“Give me your tired, your poor, your huddled masses yearning to breathe free”. In her 1883 sonnet “The New Colossus”, Jewish-American poet and activist Emma Lazarus imagined the newly built Statue of Liberty speaking these words, symbolising hope for “tempest-tost” refugees seeking safety and a better life. Engraved on a bronze plaque, her poem adorns the pedestal upon which “Lady Liberty” stands to this day.
Half a century later, hundreds of Jewish refugees onboard the MS St Louis didn’t get close enough to the iconic statue to read those celebrated and much-repeated lines. US President Franklin Roosevelt ignored their pleas for asylum. It was 1939, and the Nazi Holocaust was about to begin.
After being refused entry to the “land of the free” (as well as to Cuba and Canada), those aboard were returned to the Europe they had desperately fled. More than 200 of the 900 who set out from Hamburg on the St Louis perished in Hitler’s death camps, all because they didn’t have the correct paperwork.

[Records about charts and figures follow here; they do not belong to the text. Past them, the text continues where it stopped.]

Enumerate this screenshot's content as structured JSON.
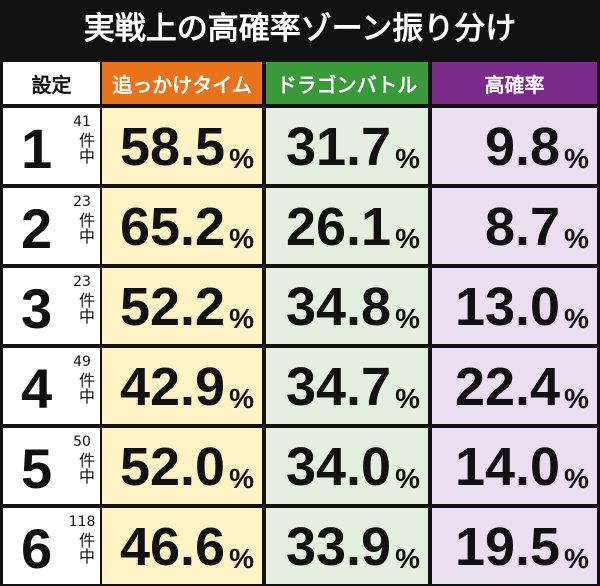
{
  "title": "実戦上の高確率ゾーン振り分け",
  "table": {
    "header": [
      "設定",
      "追っかけタイム",
      "ドラゴンバトル",
      "高確率"
    ],
    "unit": "%",
    "count_suffix": "件中",
    "rows": [
      {
        "setting": "1",
        "count": "41",
        "values": [
          "58.5",
          "31.7",
          "9.8"
        ]
      },
      {
        "setting": "2",
        "count": "23",
        "values": [
          "65.2",
          "26.1",
          "8.7"
        ]
      },
      {
        "setting": "3",
        "count": "23",
        "values": [
          "52.2",
          "34.8",
          "13.0"
        ]
      },
      {
        "setting": "4",
        "count": "49",
        "values": [
          "42.9",
          "34.7",
          "22.4"
        ]
      },
      {
        "setting": "5",
        "count": "50",
        "values": [
          "52.0",
          "34.0",
          "14.0"
        ]
      },
      {
        "setting": "6",
        "count": "118",
        "values": [
          "46.6",
          "33.9",
          "19.5"
        ]
      }
    ]
  }
}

This is one story among many told in Ken Burns’ latest documentary, The US and the Holocaust, which explores the response—indeed, the conflicting responses—in America to the Nazi persecution of Jews, from Hitler’s rise to power in 1933 to the death camps of World War Two.
The persecution of German Jews was no secret in the United States; indeed, the Nazi’s antisemitic policies, and the racist ideology with which they justified them, were inspired by the anti-Black segregation policies in the southern states. The Nazis also took inspiration from the antisemitism of Henry Ford, one of the richest and most powerful men in America at the time, whose bigoted pamphlet series The International Jew was translated and published in Germany in the 1920s.

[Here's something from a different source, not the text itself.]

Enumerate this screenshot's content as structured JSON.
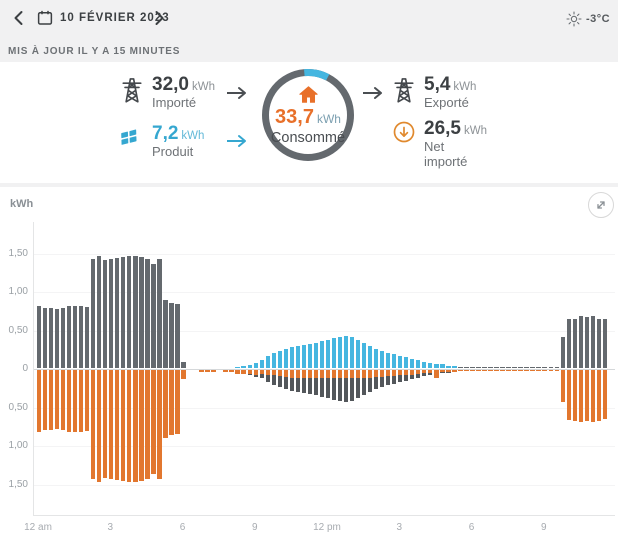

The eugenics movement, which aimed to “improve” the genetics of the human population by eliminating “inferior” genes, was very influential in early twentieth century America. Its ideas were taught at elite universities and embraced by members of high society such as Madison Grant, a prominent conservationist and racist, who may well have been the world’s first eco-fascist.
Excerpts from Grant’s work The Passing of the Great Race were later used by defence lawyers at the Nuremburg trials, which were held after the war to charge Nazis and others with crimes against humanity. The defence pointed out that racist ideology was far from unique to Nazi Germany. Hitler referred to it as his Bible.
Burns’ documentary is not without inspiring moments. Stories of resistance to Nazi atrocities include marches of up to a million people across America in solidarity with the Jews of Germany, and a campaign to boycott the 1936 Berlin Olympic Games. But the emotions it stirs overwhelmingly are anger and frustration, as the official US response to worsening Nazi crimes ranged from cold, bureaucratic indifference to despicable, outright racism.
We will never know how many lives could have been saved if governments had been willing to throw open their borders to all who sought protection from Hitler—because there were none. The Australian government was no better than its US counterpart, its White Australia policy still firmly in place.
The US and the Holocaust is a heart-breaking but important documentary full of lessons for today’s fighters against oppression. One is that racism is not some by-product of poor education, but a conscious creation of the people who rule over a system that has inequality at its heart.